Она стояла спиной к дровам, одна нога на земле, другая на ступеньке крыльца, куда она отложила кастрюлю, потом оглянулась вполоборота, прикладываясь на ходу. Винтовка с совершенно ровными промежутками сухо щёлкнула пять выстрелов, и все пять шариков разлетелись в пыль, будто кто‑то, стоя рядом, сбивал их щелчками почти по очереди.

– О!.. – ахнул Володя. – А‑а?

От крыльца до дров было, наверное, втрое дальше, чем от того места у бочки, откуда они палили.

– Отнеси на место, – сказала мама и протянула винтовку Оле.

Они уже вернулись наверх, а у Володи рот так и остался в форме буквы «О». Он даже не решался ничего спросить. Оля, делая вид, что ничего этого не замечает, беззаботно расхаживала по комнате, что‑то перекладывала с места на место и чуть слышно посвистывала по‑мальчишески, у неё это здорово получалось.

Потом она остановилась прямо против Володи и торжествующе весело, с усмешкой посмотрела прямо в глаза:

– Хочешь спросить, да?

Володя кивнул и закрыл наконец рот.

– Тайна!.. – сказала Оля. – Я бы тебе сказала, но тайна не моя… Ты не обижайся! Хочешь, моё что‑нибудь покажу? У меня тоже много есть разных тайн…

Она нагнулась над кроватью, достала что‑то спрятанное между стеной и подушками и быстро повернулась:

– Ну‑ка, посмотри и скажи, что это?

На руках у неё, непринуждённо привалившись к её плечу лохматой головой, покачивался Тюфякин.

У Володи на лице медленно разливалась удивлённая усмешка.

– Ну, так кто же это по‑твоему?

– Ух ты какой!.. – Смеясь, Володя протянул руку и дотронулся до тугой толстой лапки. – По‑моему, всё‑таки это, скорей всего, собачка такая, а?

– Конечно. – Оля взяла двумя пальцами короткий, тоже туго набитый хвостик и показала, как можно им вилять.

– До чего интересный! Можно мне его подержать? Вот бы такие на самом деле были!
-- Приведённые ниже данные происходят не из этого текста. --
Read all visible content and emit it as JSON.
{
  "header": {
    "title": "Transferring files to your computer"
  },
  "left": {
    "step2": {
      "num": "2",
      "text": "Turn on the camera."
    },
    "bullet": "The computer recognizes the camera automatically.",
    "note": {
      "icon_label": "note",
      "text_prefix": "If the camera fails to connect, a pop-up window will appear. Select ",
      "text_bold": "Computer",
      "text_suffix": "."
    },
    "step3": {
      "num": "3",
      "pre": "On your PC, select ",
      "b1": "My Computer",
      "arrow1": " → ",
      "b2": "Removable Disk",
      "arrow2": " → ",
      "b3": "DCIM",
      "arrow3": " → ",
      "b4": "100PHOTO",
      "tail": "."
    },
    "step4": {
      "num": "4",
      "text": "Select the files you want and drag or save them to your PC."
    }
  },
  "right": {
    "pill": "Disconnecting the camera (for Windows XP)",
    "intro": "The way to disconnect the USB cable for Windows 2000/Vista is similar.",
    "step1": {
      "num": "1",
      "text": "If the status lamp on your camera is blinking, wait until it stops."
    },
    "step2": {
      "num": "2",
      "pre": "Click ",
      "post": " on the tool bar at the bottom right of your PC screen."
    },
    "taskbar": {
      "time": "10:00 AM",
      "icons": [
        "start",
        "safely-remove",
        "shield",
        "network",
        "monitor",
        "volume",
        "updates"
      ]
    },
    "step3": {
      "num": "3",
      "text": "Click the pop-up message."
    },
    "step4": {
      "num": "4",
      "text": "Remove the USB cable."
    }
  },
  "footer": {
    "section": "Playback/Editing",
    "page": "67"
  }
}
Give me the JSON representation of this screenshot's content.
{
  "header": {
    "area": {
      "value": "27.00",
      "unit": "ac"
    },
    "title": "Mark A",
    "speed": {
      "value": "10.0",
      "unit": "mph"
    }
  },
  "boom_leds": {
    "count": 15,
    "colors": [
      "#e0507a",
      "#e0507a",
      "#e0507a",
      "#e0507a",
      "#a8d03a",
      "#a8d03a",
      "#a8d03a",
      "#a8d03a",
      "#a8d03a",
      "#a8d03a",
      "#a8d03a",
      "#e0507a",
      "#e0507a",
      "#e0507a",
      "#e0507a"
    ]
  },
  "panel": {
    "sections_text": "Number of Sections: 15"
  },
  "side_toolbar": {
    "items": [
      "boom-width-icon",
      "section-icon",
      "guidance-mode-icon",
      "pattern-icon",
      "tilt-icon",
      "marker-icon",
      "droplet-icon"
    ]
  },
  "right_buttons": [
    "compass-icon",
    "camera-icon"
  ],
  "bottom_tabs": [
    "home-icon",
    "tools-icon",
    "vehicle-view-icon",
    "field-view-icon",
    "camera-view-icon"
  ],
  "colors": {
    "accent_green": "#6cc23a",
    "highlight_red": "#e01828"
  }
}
– Возьми, только осторожно, он ведь ещё маленький… Что значит "на самом деле"? А разве он не на самом деле?

Володя бережно потискал, поворачивая на все стороны, чудное чучелко со смышлёными глазками и, весело принимая игру, сказал:

– Маленький, значит, он будет расти?

– И не подумает, ты что, не видишь, он же всё‑таки старичок. Ты погляди‑ка как следует. Похож на старичка?

Пожалуй, что‑то такое было и на старичка похожее в лохматых бровках, за которыми умудрённо, многознающе притаились за шерстяными завитками зелёные глазки.

– Вот он такой и есть: он старичок, он и собачка, и мой деточка! Когда какой!

– Первоклассный, оригинальный старичок! – сказал Володя. – Выдающийся старичина. Откуда такой у тебя?

– Он не мой… Наш с мамой… Папа привёз из одной поездки. Ты не забудешь, что это тайна?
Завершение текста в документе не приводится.